Some kids cannot stand it, but leaving requires the foreman's permission – which is not always forthcoming. Some try to swim for shore. Last year, Husni Hasibuan, 14, and Amin Soleh Pangaribuan, 13, tried to escape their jermal, according to the Indonesian Institute for Child Advocacy. They used a large pan for boiling fish as a boat, but it quickly capsized and they were soon separated. Husni swam for an hour before he found the stump of an old jermal on which he clung until he was rescued by a passing fishing boat. Amin swam for five hours before he too was found by a fisherman. They were lucky. In October 1996, 13-year old Jumadi fell through a hole in the deck of his jermal while winching up a net; Miswan, 14, dove in to save his friend.

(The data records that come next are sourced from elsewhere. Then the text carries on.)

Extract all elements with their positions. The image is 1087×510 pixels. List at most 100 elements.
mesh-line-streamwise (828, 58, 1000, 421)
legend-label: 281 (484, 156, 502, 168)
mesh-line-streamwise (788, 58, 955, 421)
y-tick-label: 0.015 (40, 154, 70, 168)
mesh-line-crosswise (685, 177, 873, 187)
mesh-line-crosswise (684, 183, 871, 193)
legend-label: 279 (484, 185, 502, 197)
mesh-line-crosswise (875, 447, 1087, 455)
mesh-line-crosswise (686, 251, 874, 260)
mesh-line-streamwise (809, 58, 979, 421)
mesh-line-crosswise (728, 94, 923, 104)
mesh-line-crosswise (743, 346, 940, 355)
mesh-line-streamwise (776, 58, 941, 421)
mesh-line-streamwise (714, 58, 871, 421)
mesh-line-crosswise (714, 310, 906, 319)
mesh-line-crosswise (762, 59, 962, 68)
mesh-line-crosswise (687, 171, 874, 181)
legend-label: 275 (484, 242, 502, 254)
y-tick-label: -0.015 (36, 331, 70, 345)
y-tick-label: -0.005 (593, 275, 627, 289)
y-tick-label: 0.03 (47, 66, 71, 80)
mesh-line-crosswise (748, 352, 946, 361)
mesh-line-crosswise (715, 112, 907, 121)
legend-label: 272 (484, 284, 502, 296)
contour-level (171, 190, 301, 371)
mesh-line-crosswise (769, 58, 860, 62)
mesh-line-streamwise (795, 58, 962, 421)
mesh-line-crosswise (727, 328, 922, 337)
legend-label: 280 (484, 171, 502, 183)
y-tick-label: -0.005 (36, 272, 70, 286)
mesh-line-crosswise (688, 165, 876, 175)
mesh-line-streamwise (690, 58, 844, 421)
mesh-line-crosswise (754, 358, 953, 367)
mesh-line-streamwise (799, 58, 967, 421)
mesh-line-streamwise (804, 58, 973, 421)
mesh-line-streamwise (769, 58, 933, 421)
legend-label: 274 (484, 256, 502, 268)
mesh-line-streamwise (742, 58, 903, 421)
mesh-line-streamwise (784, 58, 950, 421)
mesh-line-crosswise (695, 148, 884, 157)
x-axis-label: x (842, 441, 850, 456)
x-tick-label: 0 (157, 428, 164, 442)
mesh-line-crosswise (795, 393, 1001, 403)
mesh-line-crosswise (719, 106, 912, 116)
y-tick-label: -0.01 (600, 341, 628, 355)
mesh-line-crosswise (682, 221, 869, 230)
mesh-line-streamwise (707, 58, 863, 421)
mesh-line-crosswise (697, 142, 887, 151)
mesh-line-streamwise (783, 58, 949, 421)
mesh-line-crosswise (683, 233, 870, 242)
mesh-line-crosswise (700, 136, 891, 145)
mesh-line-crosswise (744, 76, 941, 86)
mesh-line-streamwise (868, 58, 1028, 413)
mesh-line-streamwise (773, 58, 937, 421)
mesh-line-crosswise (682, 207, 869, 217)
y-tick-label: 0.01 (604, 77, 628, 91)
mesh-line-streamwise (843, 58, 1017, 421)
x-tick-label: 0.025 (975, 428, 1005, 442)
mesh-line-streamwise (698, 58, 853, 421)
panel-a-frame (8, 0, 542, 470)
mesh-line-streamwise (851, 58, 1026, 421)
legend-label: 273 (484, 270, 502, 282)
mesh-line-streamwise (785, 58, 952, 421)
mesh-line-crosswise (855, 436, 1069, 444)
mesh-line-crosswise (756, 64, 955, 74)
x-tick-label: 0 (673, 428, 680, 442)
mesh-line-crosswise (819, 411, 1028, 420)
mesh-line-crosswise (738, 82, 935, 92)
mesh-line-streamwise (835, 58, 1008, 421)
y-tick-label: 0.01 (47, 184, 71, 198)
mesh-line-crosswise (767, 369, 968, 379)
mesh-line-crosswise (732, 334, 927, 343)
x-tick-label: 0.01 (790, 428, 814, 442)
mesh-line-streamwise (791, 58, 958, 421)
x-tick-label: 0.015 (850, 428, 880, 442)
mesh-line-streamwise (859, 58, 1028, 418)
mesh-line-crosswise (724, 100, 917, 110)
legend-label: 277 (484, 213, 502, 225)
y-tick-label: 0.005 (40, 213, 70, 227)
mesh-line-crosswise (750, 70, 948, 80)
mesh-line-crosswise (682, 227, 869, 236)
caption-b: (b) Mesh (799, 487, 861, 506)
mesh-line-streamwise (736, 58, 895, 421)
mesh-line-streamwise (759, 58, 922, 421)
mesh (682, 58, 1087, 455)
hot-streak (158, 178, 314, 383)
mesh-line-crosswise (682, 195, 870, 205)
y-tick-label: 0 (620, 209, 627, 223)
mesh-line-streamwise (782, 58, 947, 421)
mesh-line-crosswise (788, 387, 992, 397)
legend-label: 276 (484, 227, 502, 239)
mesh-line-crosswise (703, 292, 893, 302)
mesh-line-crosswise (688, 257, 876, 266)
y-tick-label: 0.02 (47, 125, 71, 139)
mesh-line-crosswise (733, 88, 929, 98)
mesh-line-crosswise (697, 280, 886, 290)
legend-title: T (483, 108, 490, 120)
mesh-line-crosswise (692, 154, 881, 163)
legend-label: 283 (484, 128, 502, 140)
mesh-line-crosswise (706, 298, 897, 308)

Their bodies washed ashore a few days later.

Child labor was not a major concern for Indonesian authorities for decades, though Jakarta seems to have woken up to the problem since the fall of former president Suharto. The government last April finally ratified the 1973 Minimum Age Convention of the International Labor Organization. In October, the ILO, which has long targeted jermal kids as a priority concern, and Indonesian authorities will to start working together to get children off the fishing platforms and keep them off.

Operators say their days are numbered for economic reasons. "We can't compete with the large trawling net," one says. "The repair and maintenance cost is too big. Jermals can only operate for five more years." But five years can be a lifetime for a child trapped on a jermal in the middle of the sea.